Молодая женщина говорила тихо, не поднимая глаз. Но, даже не глядя на отца, она всем своим существом чувствовала его боль — ведь и сама изведала ее в полной мере. Ее мать бездумно отняла у них обоих шанс узнать и полюбить друг друга…
— Может, оно и хорошо, что так все вышло, — еле слышно докончила Мелисса, посмотрев на хозяйку дома. — Ведь в противном случае Джованни, чего доброго, и впрямь женился бы на Барбаре… и был бы несчастен всю жизнь. Из моей матери хорошей жены не получилось бы…
— Зато у Джованни были бы дети, — так же тихо ответила Лаура. В глазах ее стояли слезы.
— Лаура, мне нужна ты и только ты! С детьми или без детей, но только ты одна!
Джованни завладел рукою жены и крепко стиснул ее тонкие пальцы. Мелисса чувствовала, как сильна любовь, удерживающая супругов вместе, помогающая выстоять в борьбе с общим горем. Какое это счастье, когда тебя так любят, непроизвольно подумала она.
Нет! Надо гнать эти мысли!
Что за горькая ирония судьбы: ее, Мелиссу, угораздило родиться у женщины, напрочь лишенной материнских инстинктов. А вот Лаура готова на все ради ребенка, которого у нее все нет и нет. Мелисса мысленно вознесла короткую молитву о том, чтобы заветное желание ее мачехи наконец-то сбылось. Краткий курс лечения, пройденный в Лондоне, вроде бы дал обнадеживающие результаты…
Что за благородное, великодушное сердце у Лауры, благодарно думала Мелисса. Она имела полное право возненавидеть меня с первой же минуты, а вместо этого приветила словно родную… Ах, если бы Джованни с самого начала положился на доброту и понимание жены и не стал бы скрывать от нее дочь, тогда бы, о, тогда бы ничего ужасно не случилось. Лаура бы не заподозрила самого худшего и не позвала на помощь брата…

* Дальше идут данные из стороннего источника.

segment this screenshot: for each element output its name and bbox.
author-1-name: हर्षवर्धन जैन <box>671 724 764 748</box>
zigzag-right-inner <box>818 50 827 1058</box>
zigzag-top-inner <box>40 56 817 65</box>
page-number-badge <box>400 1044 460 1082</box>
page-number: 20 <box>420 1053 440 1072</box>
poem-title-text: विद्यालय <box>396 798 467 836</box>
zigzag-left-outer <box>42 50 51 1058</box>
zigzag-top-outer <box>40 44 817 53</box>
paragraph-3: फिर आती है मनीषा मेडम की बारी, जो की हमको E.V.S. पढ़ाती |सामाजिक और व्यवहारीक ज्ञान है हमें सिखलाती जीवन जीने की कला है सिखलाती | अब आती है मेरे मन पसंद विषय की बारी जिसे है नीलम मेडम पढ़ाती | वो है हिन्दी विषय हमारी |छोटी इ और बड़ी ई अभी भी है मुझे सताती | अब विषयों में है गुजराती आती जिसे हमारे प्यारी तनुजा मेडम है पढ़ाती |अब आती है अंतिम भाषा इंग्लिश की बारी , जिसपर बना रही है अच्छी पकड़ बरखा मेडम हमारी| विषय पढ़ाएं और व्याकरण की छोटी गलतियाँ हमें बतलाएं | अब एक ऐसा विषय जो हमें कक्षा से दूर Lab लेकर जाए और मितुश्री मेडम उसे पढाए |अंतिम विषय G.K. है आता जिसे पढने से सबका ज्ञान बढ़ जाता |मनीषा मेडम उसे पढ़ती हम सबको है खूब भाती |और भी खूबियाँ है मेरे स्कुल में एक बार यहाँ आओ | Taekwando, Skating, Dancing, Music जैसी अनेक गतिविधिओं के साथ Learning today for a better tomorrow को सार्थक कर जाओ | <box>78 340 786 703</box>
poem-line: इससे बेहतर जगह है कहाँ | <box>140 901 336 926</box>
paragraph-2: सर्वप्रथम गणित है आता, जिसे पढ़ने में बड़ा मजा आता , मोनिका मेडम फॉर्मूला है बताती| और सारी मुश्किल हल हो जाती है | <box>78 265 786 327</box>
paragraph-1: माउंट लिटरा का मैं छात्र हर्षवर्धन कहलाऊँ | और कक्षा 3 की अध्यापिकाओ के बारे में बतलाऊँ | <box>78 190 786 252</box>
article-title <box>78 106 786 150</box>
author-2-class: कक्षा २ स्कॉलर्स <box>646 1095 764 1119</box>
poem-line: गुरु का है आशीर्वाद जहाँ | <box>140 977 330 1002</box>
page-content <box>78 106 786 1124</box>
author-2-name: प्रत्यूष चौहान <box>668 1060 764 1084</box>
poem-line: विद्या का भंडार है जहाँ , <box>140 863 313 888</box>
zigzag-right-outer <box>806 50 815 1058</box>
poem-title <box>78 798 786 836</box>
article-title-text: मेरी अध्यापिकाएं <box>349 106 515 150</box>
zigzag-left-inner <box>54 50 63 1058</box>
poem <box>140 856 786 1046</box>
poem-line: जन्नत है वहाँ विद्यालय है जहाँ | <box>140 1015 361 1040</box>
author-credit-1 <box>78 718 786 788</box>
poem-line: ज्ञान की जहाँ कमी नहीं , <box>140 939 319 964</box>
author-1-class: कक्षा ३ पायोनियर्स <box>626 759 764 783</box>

И тут в голову Мелиссы пришла новая мысль — еще более мучительная и горькая.
А что было бы, если бы Джованни сразу ввел ее в свою семью, как только они вдвоем прибыли в Рим? Привез бы в свой дом, познакомил с Лаурой… и с ее братом? Перед внутренним взором молодой женщины тут же возникла картина: Луиджи приходит повидать сестру, и ему официально представляют новообретенную дочь Джованни, и он с самого начала знает, кто она… Боже, как мучительно об этом думать!